Der Auskunftsanspruch des Verletzten kann bspw. auf § 97 Absatz 1, Satz 2 UrhG gestützt werden. Dieser lautet:
§ 97 Anspruch auf Unterlassung und Schadenersatz
(1) Wer das Urheberrecht oder ein anderes nach diesem Gesetz geschütztes Recht widerrechtlich verletzt, kann vom Verletzten auf Beseitigung der Beeinträchtigung, bei Wiederholungsgefahr auf Unterlassung und, wenn dem Verletzer Vorsatz oder Fahrlässigkeit zur Last fällt, auch auf Schadenersatz in Anspruch genommen werden. An Stelle des Schadenersatzes kann der Verletzte die Herausgabe des Gewinns, den der Verletzer durch die Verletzung des Rechts erzielt hat, und Rechnungslegung über diesen Gewinn verlangen.
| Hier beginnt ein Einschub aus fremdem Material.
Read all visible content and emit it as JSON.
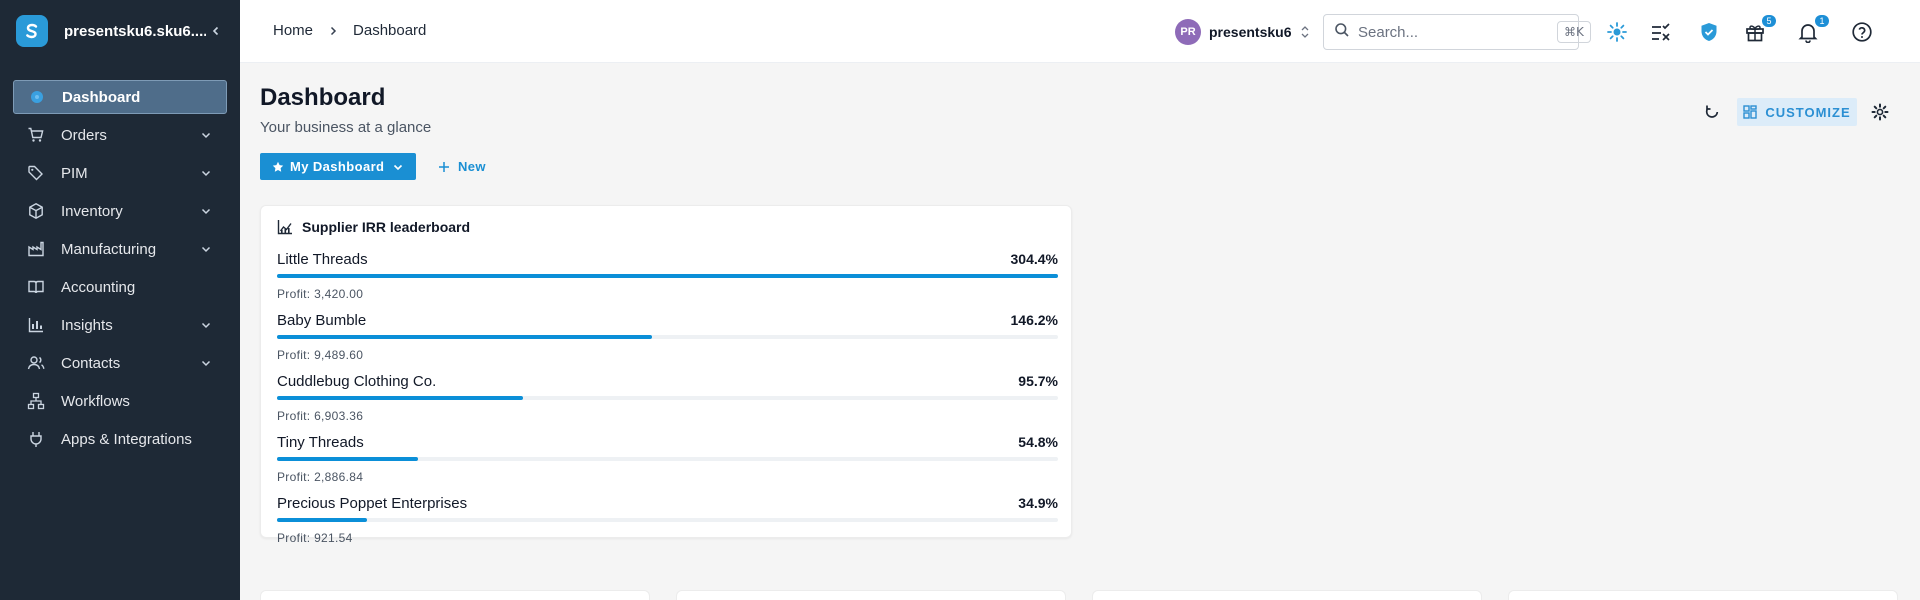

(2) Urheber, Verfasser wissenschaftlicher Ausgaben (§ 70), Lichtbildner (§ 72) und ausübende Künstler (§ 73) können, wenn dem Verletzer Vorsatz oder Fahrlässigkeit zur Last fällt, auch wegen des Schadens, der nicht Vermögensschaden ist, eine Entschädigung in Geld verlangen, wenn und soweit es der Billigkeit entspricht.
(3) Ansprüche aus anderen gesetzlichen Vorschriften bleiben unberührt.
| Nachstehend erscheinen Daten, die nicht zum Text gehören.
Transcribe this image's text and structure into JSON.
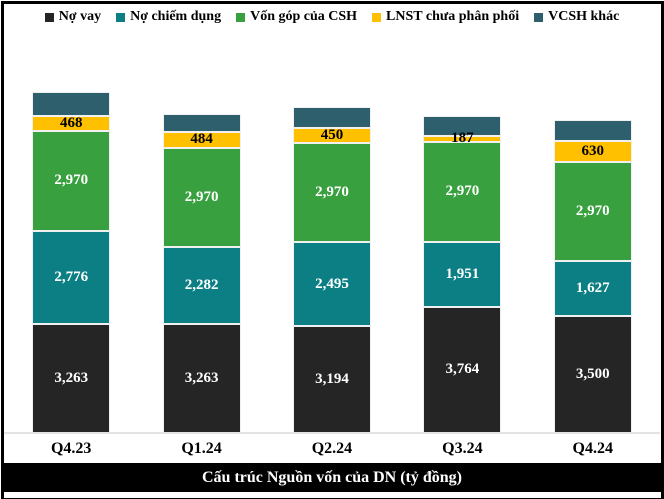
{
  "legend": {
    "items": [
      {
        "label": "Nợ vay",
        "color": "#252525"
      },
      {
        "label": "Nợ chiếm dụng",
        "color": "#0b7f83"
      },
      {
        "label": "Vốn góp của CSH",
        "color": "#38a03e"
      },
      {
        "label": "LNST chưa phân phối",
        "color": "#ffc000"
      },
      {
        "label": "VCSH khác",
        "color": "#2d5f6d"
      }
    ]
  },
  "footer": {
    "title": "Cấu trúc Nguồn vốn của DN (tỷ đồng)"
  },
  "chart_data": {
    "type": "bar",
    "stacked": true,
    "title": "Cấu trúc Nguồn vốn của DN (tỷ đồng)",
    "unit": "tỷ đồng",
    "categories": [
      "Q4.23",
      "Q1.24",
      "Q2.24",
      "Q3.24",
      "Q4.24"
    ],
    "series": [
      {
        "name": "Nợ vay",
        "color": "#252525",
        "label_color": "#ffffff",
        "show_labels": true,
        "values": [
          3263,
          3263,
          3194,
          3764,
          3500
        ]
      },
      {
        "name": "Nợ chiếm dụng",
        "color": "#0b7f83",
        "label_color": "#ffffff",
        "show_labels": true,
        "values": [
          2776,
          2282,
          2495,
          1951,
          1627
        ]
      },
      {
        "name": "Vốn góp của CSH",
        "color": "#38a03e",
        "label_color": "#ffffff",
        "show_labels": true,
        "values": [
          2970,
          2970,
          2970,
          2970,
          2970
        ]
      },
      {
        "name": "LNST chưa phân phối",
        "color": "#ffc000",
        "label_color": "#000000",
        "show_labels": true,
        "values": [
          468,
          484,
          450,
          187,
          630
        ]
      },
      {
        "name": "VCSH khác",
        "color": "#2d5f6d",
        "label_color": "#ffffff",
        "show_labels": false,
        "values_estimated_from_pixels": true,
        "values": [
          690,
          540,
          610,
          580,
          630
        ]
      }
    ],
    "value_label_format": "#,##0",
    "legend_position": "top",
    "grid": false
  }
}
Aufgrund dieser Vorschrift kann vom Verletzer Auskunft über den aufgrund der Rechtsverletzung erzielten Gewinn sowie Rechnungslegung verlangt werden.
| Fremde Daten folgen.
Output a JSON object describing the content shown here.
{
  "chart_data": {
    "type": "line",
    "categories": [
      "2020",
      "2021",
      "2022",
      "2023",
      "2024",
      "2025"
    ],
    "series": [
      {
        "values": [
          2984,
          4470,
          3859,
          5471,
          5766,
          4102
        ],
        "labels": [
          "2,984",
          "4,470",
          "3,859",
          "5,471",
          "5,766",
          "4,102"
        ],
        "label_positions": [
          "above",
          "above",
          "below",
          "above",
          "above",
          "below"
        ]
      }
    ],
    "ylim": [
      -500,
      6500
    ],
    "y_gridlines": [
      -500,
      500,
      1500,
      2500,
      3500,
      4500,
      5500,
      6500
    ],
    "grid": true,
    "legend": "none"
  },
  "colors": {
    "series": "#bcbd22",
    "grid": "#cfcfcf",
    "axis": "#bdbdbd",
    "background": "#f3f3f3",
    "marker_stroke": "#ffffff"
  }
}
Das Landgericht Hamburg hat sogar in einem Urteil zum Az. 308 O 264/04 Inhabern von Urheberrechten bei der Verfolgung möglicher illegaler Download-Angebote vom Zugangs-Provider einen Auskunftsanspruch über die Identität des Kunden zugesprochen. Hierbei geht es um die Auskunft, wem zu einer bestimmten Zeit eine ermittelte IP-Adresse zugeteilt worden war. Gestützt wurde der Anspruch auf eine entsprechende Anwendung des § 101 a UrhG. Dem stehe auch nicht die Anwendbarkeit der §§ 7, 8 TMG (vormals §§ 8, 9 TDG) entgegen. Das OLG Hamburg hat sodann im Berufungsurteil v. 28.04.2005 zum Az.: 5 U 156/04) das Urteil des Landgerichts Hamburg weider aufgehoben und einen urheberrechtlichen Auskunftsanspruch gegen den Provider verneint.
Das OLG Frankfurt hat mit Urteil vom 25. Januar 2005 unter dem Az.: 11 U 51/04 ebenfalls entschieden, dass ein Internet-Access-Provider grundsätzlich nicht verpflichtet ist, den Namen und die Anschrift eines Internetnutzers mitzuteilen, der im Internet Musikdateien zum Herunterladen anbietet und dadurch Urheber- oder sonstige Rechte Dritter verletzt.
Grund zur Freude besteht trotzdem nicht, da der Bundestag in Umsetzung der Enforcement-Richtlinie der EU weitgehende Gesetzesänderungen in Aussicht gestellt hat, wonach in Erweiterung des § 101 UrhG direkte Auskunftsansprüche gegenüber Dritten und damit gegenüber den Internet-Providern eingeführt werden sollen.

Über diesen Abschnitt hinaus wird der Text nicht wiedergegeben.